Administration offices for the Central Okanagan School District. (File photo)

Central Okanagan School District welcomes funding help

District will receive initial $4.1 million installment this month for staffing, technology and health safety initiatives

Federal funding will help alleviate the financial stress points in the Central Okanagan School District’s response to the COVID-19 pandemic as classes resuming on Sept. 10.

Education Minister Rob Fleming confirmed Thursday that funding previously announced by Prime Minister Justin Trudeau would be divided up among B.C.’s school districts on a student per capita basis with school boards given initial autonomy to spend on remote learning and in-class staffing, technology and school safety measures.

For the Central Okanagan School District, that will mean an initial $4.1 million disbursement, with a second of equal amount anticipated for January 2021.

Kevin Kaardal, school district superintendent/CEO, said the funding boost was anticipated but was still a relief to see confirmed.

“It will support us in what we are trying to do for remote learning, in-class instruction and further enhance our safety procedures,” Kaardal said.

READ MORE: Remote learning option poses potential risk for Central Okanagan students

He said how that spending will specifically break down will be decided by the board of education at some point this month.

Kaardal explained the district anticipates about a 99 per cent in-class registration based on school principals’ responses from parents, with about 200 students expected to be enrolled in remote learning, the eSchoolBC program option enhanced by the school district for this fall.

Parents will have until Nov. 13 to decide whether to place their kids back in class or leave them in a remote program, which will place them fourth in priority for getting back into their catchment school for the 2021-22 school year.
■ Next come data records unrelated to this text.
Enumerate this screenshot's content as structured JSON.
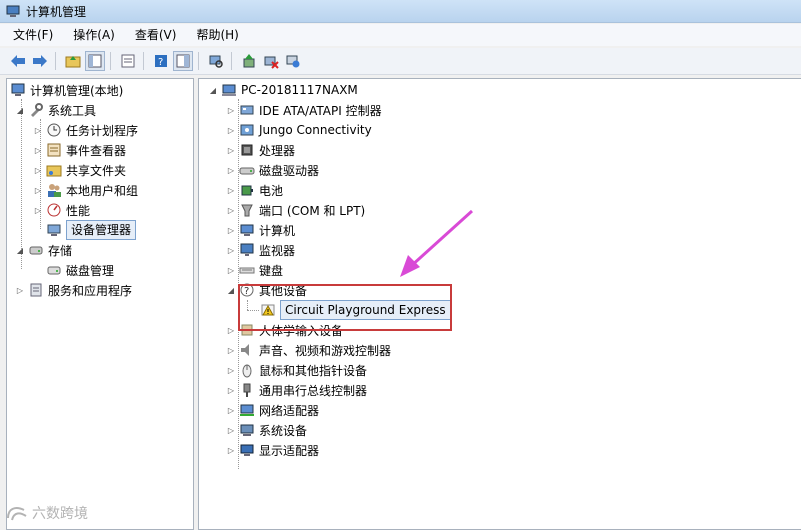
{
  "window": {
    "title": "计算机管理"
  },
  "menu": [
    "文件(F)",
    "操作(A)",
    "查看(V)",
    "帮助(H)"
  ],
  "left_tree": {
    "root": "计算机管理(本地)",
    "system_tools": "系统工具",
    "items": [
      "任务计划程序",
      "事件查看器",
      "共享文件夹",
      "本地用户和组",
      "性能",
      "设备管理器"
    ],
    "storage": "存储",
    "disk": "磁盘管理",
    "services": "服务和应用程序"
  },
  "device_tree": {
    "root": "PC-20181117NAXM",
    "categories": [
      "IDE ATA/ATAPI 控制器",
      "Jungo Connectivity",
      "处理器",
      "磁盘驱动器",
      "电池",
      "端口 (COM 和 LPT)",
      "计算机",
      "监视器",
      "键盘",
      "其他设备",
      "人体学输入设备",
      "声音、视频和游戏控制器",
      "鼠标和其他指针设备",
      "通用串行总线控制器",
      "网络适配器",
      "系统设备",
      "显示适配器"
    ],
    "other_device_child": "Circuit Playground Express"
  },
  "annotation": {
    "color": "#c83b3b",
    "arrow_color": "#d94ad6"
  },
  "watermark": "六数跨境"
}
Kaardal said the Nov. 13 date gives students and teachers a chance to settle in for the remainder of the school year with no further student return disruptions.

He said the catchment school return policy reflects a reality of waitlists that exist for some students to attend schools outside their catchment area because their catchment area school is full.

It is an equity issue for the school district, Kaardal said, as it’s hard to justify holding a spot in a full capacity school for a student in remote learning while another sits on an enrolment waitlist.

“We have tried to come up with a policy that is fair to everyone. We are trying to give everyone the chance to feel safe about sending their kids back to class,” he said.

The safety of staff and students remains a guiding principle for the school district and “we have upped our game to make sure we reduce any risk,” Kaardal added.

“The tireless response from our staff, our leaders and managers has been incredible in planning (reopening of schools),” he said.

“Some of our staff have given up their holidays this summer to ensure we are prepared to face the school year, our trustees have given up a bunch of their time this summer with many extra meetings….to provide guidance and listen to the community so it’s been a real team effort.”

“There is still much to do to yet as we begin as our plans become operational so we just ask for patience from everyone. Safety is our number one priority in terms of the pandemic and the health and wellbeing of our students both from a health and education perspective.”